Kılıçdaroğlu yani, devlette 30-40 yıl süresince, gizlice, ince ince yapılanmış bir örgütün, devleti yıkmak için pek çok operasyonun ardından son olarak askeri darbeye kalkışmasını sorun etmiyor, bu konuda sadece “darbelere karşıyım” demekle yetiniyor, ama onları devletten temizlemek için alınan kararları adaletsizlik olarak tanımlıyor.

Aynı Kılıçdaroğlu, darbe gecesi kafası tankla refüj betonu arasında kalarak parçalanan vatandaş, köprüde üstlerine yağan kurşunlardan kurtulamayan onlarca insan lehine sağlanması gereken adalet konusundan da asla bahsetmiyor. O’nun, FETÖ'cüler tarafından yıldırılarak, mobbing uygulanarak askeri okullardan yarı zorla atılmış öğrenciler konusunda da bir adalet talebi bulunmuyor. Kılıçdaroğlu, çalıntı sorularla sınava girenler yüzünden olası memuriyet haklarını kaybeden onbinler hakkında da “adalet” lafı etmiyor ama memuriyete nasıl girdikleri meçhul, 100 bin FETÖ'cü memurun devletten ihraç edilmesini “adaletsiz” bulduğunu söylüyor.

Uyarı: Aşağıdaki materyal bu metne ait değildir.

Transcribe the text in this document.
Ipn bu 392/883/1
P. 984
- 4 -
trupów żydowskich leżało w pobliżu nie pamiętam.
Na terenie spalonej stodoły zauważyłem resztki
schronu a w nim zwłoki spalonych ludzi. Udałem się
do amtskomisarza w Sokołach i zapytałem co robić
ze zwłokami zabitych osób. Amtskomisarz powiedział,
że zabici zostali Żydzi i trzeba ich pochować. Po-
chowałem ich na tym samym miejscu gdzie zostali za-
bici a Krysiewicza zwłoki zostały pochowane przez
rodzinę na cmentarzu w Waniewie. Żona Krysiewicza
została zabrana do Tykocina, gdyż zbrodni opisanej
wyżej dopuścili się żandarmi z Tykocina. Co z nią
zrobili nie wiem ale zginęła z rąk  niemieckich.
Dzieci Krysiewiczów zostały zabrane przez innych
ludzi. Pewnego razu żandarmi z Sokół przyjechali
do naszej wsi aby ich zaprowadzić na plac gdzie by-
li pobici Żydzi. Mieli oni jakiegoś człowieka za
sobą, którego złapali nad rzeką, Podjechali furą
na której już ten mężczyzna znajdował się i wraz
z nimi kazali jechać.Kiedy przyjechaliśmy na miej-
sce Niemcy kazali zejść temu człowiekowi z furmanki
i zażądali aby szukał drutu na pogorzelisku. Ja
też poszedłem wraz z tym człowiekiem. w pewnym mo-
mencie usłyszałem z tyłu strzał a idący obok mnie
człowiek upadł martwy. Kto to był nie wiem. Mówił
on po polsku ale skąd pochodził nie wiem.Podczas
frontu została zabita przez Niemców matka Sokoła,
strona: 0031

Onların hakkını savunmayı, onlar için adalet talep etmeyi görev addediyor. İlginç sahiden.

Kılıçdaroğlu’na göre, darbeyi atlatan devletin, böylesi bir ihtimalin yeniden belirmesinin önüne geçmek için çaba sarfetmesi, darbecileri temizlemeye çalışması, bunu yapmayı kolaylaştırabilmek için de OHAL çıkarması “adaletsiz” bir durum.

Kılıçdaroğlu’nun “hapisteki milletvekilleri” dediği, Enis Berberoğlu’yla Selahattin Demirtaş ve diğer HDPliler olsa gerek. Akademisyenler dediği de, üniversitelerde yuvalanmış ve diğer akademisyenler üstünde yıllarca terör estirmiş FETÖcülerle, terör örgütü PKK yandaşı olan ve şiddeti öven diğerleri… Eh, Ankara-İstanbul yolunda Kılıçdaroğlu’nun bir yanında FETÖ ablalarını, diğer yanında PKK destekçilerini görünce bu gerekçeler anlam kazanıyor doğrusu.

Bu yürüyüşün söylendiği gibi yeni bir Gezi’yi ateşleyip ateşlemeyeceği konusu tartışmalı. Bunun bir planın sacayaklarından biri olduğu da öyle. Ama tartışmaya hacet olmayan, her iki durumda da geçerli olan şu ki; Kılıçdaroğlu bunu yaptığı için gelecekte hayırla yad edilmeyecek.

Sonunda ne için yürüdüğünü söyledi. Keşke söylemeseydi.